The Maxwell Lagrangian in purely affine gravity

TL;DR

This paper demonstrates the equivalence of a purely affine gravity formulation with the Einstein-Maxwell equations, highlighting the role of conformal invariance and Legendre transformations in relating different electromagnetic Lagrangians.

Contribution

It shows that the purely affine Lagrangian for electrodynamics is dynamically equivalent to Einstein-Maxwell equations and clarifies the connection through conformal invariance and Legendre transformations.

Findings

Purely affine Lagrangian reproduces Einstein-Maxwell equations.

Conformal invariance underpins the equivalence.

Legendre transformation relates to Maxwell-Palatini Lagrangian.

Abstract

The purely affine Lagrangian for linear electrodynamics, that has the form of the Maxwell Lagrangian in which the metric tensor is replaced by the symmetrized Ricci tensor and the electromagnetic field tensor by the tensor of homothetic curvature, is dynamically equivalent to the Einstein-Maxwell equations in the metric-affine and metric formulation.
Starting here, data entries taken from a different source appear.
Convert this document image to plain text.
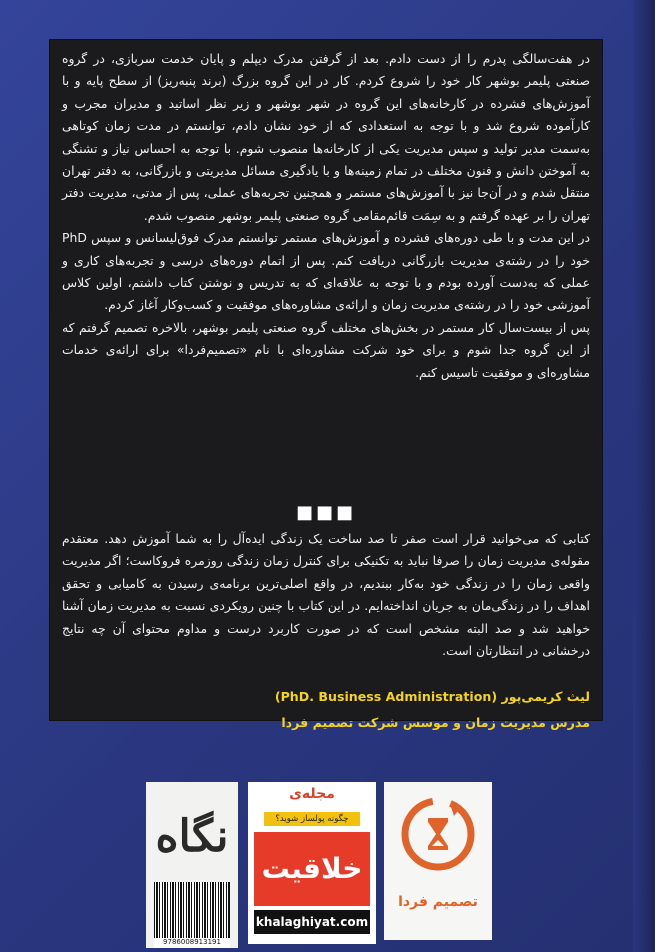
در هفت‌سالگی پدرم را از دست دادم. بعد از گرفتن مدرک دیپلم و پایان خدمت سربازی، در گروه صنعتی پلیمر بوشهر کار خود را شروع کردم. کار در این گروه بزرگ (برند پنبه‌ریز) از سطح پایه و با آموزش‌های فشرده در کارخانه‌های این گروه در شهر بوشهر و زیر نظر اساتید و مدیران مجرب و کارآموده شروع شد و با توجه به استعدادی که از خود نشان دادم، توانستم در مدت زمان کوتاهی به‌سمت مدیر تولید و سپس مدیریت یکی از کارخانه‌ها منصوب شوم. با توجه به احساس نیاز و تشنگی به آموختن دانش و فنون مختلف در تمام زمینه‌ها و با یادگیری مسائل مدیریتی و بازرگانی، به دفتر تهران منتقل شدم و در آن‌جا نیز با آموزش‌های مستمر و همچنین تجربه‌های عملی، پس از مدتی، مدیریت دفتر تهران را بر عهده گرفتم و به سِمَت قائم‌مقامی گروه صنعتی پلیمر بوشهر منصوب شدم.

در این مدت و با طی دوره‌های فشرده و آموزش‌های مستمر توانستم مدرک فوق‌لیسانس و سپس PhD خود را در رشته‌ی مدیریت بازرگانی دریافت کنم. پس از اتمام دوره‌های درسی و تجربه‌های کاری و عملی که به‌دست آورده بودم و با توجه به علاقه‌ای که به تدریس و نوشتن کتاب داشتم، اولین کلاس آموزشی خود را در رشته‌ی مدیریت زمان و ارائه‌ی مشاوره‌های موفقیت و کسب‌وکار آغاز کردم.

پس از بیست‌سال کار مستمر در بخش‌های مختلف گروه صنعتی پلیمر بوشهر، بالاخره تصمیم گرفتم که از این گروه جدا شوم و برای خود شرکت مشاوره‌ای با نام «تصمیم‌فردا» برای ارائه‌ی خدمات مشاوره‌ای و موفقیت تاسیس کنم.

■■■
کتابی که می‌خوانید قرار است صفر تا صد ساخت یک زندگی ایده‌آل را به شما آموزش دهد. معتقدم مقوله‌ی مدیریت زمان را صرفا نباید به تکنیکی برای کنترل زمان زندگی روزمره فروکاست؛ اگر مدیریت واقعی زمان را در زندگی خود به‌کار ببندیم، در واقع اصلی‌ترین برنامه‌ی رسیدن به کامیابی و تحقق اهداف را در زندگی‌مان به جریان انداخته‌ایم. در این کتاب با چنین رویکردی نسبت به مدیریت زمان آشنا خواهید شد و صد البته مشخص است که در صورت کاربرد درست و مداوم محتوای آن چه نتایج درخشانی در انتظارتان است.
لیث کریمی‌پور (PhD. Business Administration)
مدرس مدیریت زمان و موسس شرکت تصمیم فردا
نگاه
9786008913191
مجله‌ی
چگونه پولساز شوید؟
خلاقیت
khalaghiyat.com
تصمیم فردا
We show that this equivalence is related to the invariance of the Maxwell Lagrangian under conformal transformations of the metric tensor. We also apply to a purely affine Lagrangian the Legendre transformation with respect to the tensor of homothetic curvature to show that the corresponding Legendre term and the new Hamiltonian density are related to the Maxwell-Palatini Lagrangian for the electromagnetic field. Therefore the purely affine picture, in addition to generating the gravitational Lagrangian that is linear in the curvature, justifies why the electromagnetic Lagrangian is quadratic in the electromagnetic field.